К думам о катере я вернулся утром. Из-за успокоительных у меня что-то случилось со зрением, поэтому я не мог читать. По телику утром ничего интересного не показывали. Потому я вернулся в столовую после завтрака, когда убрали со столов. Я подсел к куропаточному окну. На березе сидела всего одна птица. На меня она не смотрела. Было видно без термометра, что на улице мороз под тридцать.

Мой катер не будет слишком большим. Но и на утлой лодчонке я в плавание не пойду. Я знаю, что такое весла, – в детстве я плавал на шедевре советской промышленности – полутораметровой алюминиевой «раскладушке», лягушачьего зеленого цвета. Весла – это нагрузка. Пусть на веслах ходят всякие спортсмены и прочие Конюховы. Потому катер будет с мотором.

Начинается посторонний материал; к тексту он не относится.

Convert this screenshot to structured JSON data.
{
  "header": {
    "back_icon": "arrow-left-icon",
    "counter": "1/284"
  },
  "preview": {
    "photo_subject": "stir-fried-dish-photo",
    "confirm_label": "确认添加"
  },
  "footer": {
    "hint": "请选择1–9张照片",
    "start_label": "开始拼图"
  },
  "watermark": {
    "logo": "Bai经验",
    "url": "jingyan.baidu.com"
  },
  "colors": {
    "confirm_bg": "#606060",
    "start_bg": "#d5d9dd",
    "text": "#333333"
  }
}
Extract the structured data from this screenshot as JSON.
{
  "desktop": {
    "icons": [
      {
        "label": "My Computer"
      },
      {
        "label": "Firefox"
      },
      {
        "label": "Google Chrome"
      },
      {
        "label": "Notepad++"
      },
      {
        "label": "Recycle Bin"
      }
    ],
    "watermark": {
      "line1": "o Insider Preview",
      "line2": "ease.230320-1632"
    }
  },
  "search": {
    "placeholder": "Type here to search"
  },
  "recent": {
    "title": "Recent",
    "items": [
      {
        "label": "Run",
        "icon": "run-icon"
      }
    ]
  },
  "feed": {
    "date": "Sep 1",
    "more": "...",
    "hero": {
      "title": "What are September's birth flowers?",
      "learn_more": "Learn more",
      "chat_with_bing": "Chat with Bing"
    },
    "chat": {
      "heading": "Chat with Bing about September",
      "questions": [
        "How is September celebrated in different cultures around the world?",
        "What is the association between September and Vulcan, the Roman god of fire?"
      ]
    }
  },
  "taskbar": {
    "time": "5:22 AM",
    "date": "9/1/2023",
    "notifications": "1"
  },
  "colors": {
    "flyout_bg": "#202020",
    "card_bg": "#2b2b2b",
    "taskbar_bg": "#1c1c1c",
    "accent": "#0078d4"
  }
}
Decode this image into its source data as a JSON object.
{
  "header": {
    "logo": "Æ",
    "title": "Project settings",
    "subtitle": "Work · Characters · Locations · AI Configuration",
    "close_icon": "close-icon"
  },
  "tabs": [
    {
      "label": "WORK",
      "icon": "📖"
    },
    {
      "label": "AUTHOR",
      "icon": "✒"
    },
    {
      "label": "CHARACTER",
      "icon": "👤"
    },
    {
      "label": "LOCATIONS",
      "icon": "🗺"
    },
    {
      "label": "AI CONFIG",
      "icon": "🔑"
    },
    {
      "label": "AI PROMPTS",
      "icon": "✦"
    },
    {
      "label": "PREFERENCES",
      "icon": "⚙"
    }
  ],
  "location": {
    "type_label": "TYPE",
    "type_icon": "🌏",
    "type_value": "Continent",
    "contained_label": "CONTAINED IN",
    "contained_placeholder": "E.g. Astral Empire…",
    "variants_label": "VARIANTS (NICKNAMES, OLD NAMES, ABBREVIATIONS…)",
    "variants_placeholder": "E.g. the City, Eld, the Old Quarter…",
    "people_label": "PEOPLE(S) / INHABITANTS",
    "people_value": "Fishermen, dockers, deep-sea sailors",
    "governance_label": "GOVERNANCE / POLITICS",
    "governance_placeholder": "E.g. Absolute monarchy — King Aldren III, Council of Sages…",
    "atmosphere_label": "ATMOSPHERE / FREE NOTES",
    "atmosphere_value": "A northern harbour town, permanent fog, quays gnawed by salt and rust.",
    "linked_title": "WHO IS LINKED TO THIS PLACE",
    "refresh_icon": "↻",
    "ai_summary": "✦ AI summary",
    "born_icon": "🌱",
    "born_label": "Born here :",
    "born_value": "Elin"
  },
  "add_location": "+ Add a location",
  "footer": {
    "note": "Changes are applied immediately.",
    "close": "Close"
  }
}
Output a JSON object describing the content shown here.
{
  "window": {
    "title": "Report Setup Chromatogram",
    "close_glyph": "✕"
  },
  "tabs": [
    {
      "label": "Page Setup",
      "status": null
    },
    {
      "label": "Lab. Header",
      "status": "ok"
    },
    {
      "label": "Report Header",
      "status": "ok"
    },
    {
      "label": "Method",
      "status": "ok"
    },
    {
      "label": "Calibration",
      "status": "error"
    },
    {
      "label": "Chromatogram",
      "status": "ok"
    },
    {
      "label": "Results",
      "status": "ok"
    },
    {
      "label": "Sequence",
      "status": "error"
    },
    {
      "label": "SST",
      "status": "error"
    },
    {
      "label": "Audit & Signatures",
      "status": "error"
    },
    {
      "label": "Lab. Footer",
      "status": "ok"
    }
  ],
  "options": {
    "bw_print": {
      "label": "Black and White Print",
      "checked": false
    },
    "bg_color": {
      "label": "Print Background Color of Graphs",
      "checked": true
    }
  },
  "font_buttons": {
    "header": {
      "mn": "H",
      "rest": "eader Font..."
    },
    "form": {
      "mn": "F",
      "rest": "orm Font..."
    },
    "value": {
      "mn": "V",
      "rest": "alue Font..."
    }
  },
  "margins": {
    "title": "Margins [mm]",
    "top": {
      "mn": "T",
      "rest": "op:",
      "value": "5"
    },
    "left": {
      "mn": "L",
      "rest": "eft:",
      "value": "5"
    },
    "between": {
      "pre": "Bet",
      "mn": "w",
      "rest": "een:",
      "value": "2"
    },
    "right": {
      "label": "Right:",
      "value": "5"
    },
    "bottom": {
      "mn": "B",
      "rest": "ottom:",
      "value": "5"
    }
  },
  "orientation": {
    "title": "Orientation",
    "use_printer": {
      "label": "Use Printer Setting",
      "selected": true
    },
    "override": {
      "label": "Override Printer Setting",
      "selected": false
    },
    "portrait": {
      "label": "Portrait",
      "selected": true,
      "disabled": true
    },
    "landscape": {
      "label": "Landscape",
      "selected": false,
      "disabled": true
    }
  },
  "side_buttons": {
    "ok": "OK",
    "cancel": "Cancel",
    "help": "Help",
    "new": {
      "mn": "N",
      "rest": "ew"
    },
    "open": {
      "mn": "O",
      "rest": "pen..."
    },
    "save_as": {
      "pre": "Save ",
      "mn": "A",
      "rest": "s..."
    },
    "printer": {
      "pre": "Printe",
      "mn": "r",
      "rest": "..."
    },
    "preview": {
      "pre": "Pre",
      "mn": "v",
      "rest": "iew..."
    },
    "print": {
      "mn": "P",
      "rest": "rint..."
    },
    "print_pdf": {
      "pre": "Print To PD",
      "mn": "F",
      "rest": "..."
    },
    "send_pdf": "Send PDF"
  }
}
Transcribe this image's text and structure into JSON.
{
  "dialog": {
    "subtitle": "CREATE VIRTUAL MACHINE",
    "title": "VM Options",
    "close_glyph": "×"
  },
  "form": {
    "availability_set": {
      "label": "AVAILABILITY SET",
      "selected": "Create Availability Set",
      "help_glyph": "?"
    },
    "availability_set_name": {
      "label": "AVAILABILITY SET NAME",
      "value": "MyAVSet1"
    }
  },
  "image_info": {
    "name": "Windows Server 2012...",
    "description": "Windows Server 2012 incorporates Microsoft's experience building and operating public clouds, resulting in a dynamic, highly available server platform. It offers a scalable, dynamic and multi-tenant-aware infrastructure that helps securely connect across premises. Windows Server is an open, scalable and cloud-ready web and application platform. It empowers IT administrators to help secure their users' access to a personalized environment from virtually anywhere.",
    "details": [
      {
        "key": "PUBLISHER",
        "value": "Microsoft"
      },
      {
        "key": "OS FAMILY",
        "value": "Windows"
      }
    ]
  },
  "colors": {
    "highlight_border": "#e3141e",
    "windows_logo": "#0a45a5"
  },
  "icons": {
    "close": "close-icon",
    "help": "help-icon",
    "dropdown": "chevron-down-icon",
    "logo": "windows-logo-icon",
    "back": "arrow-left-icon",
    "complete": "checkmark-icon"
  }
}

Конечно, я буду ловить щук на спиннинг. В Оби попадаются такие трофейные экспонаты, что одному человеку нипочем не съесть за один раз. Но провизию нужно будет взять все равно. Это будут разномастные консервы: каша, тушенка, всякие завтраки туриста. Крупы тоже нужны. И, наверное, овощи – морковка там, картошка. Опять же, уху варить. Надо рассчитывать на месяц.

Конечно, надо взять спиртного. Я не алкаш какой-нибудь. Мне приходилось несколько раз напиваться. Иногда я даже не помнил вчерашнего вечера. Но я не алкаш. Я просто люблю выпить. Спиртное помогает расслабиться. Оно благотворно влияет на нервы. Впрочем, мне оно не слишком помогло: из-за нервов и общей усталости я оказался здесь. Среди наркоманов, психов и настоящих алкашей. Лилия, кстати, была наркоманкой. На сгибах ее рук виднелись следы. Тетя Валя была алкоголичкой. Она потом сама так сказала. Я жалел их – эти люди потеряли контроль. Они напивались до беспамятства, кололи свои вены ядом, сходили с ума, когда было нечего выпить или употребить другим способом. У меня же было все под контролем. Я умел вовремя остановиться. И если я слишком напивался, так, чтобы ничего не помнить назавтра, значит, я просто так сам хотел. Когда не хотел – не напивался. Бывало, вообще не пил неделями.

Спиртное я на борт возьму. Хорошо, если это будет ром. Это романтично, это по-пиратски, по-морскому. Пожалуй, бутылочку ямайского нектара я прихвачу, хоть он и слишком дорогой. Конечно, возьму водки и коньяка. Месяц плавания без нормального мужского запаса спиртного немыслим. Воды надо взять еще. Литров сто. Соков и колы – делать коктейли. Я люблю коктейли. И, в конце концов, со мной отправится спутница. Может быть, она будет похожа на Лилию. Она тоже захочет коктейль на закате, когда мы пришвартуемся к лесистому берегу и будем смотреть, как умирает день.

Тут я понял, что хочу коктейль. Коренастый стакан с толстым донышком. Треть рома, треть колы, лед. Стакан запотел. На нем образуются крупные капли и скатываются по стенкам. Пузырьки газировки пляшут на поверхности. Я почти услышал их шепот. Если взять в руку, то пальцы ощутят холодную влагу. Она приятная.

Я сглотнул. Сейчас мне было нельзя. Те медикаменты, которые я принимал, в сочетании с алкоголем превращаются в яд. Можно даже умереть. Впрочем, я не алкаш. Я легко потерплю до выписки.


***

Солнце взошло раньше, чем в родном Новосибе, – перемещение на восток располагает к таким подвижкам. Прежде разведки местности нужно было проверить, как стим пережил транспортировку. Вроде бы крепкий механизм, однако случиться могло всякое.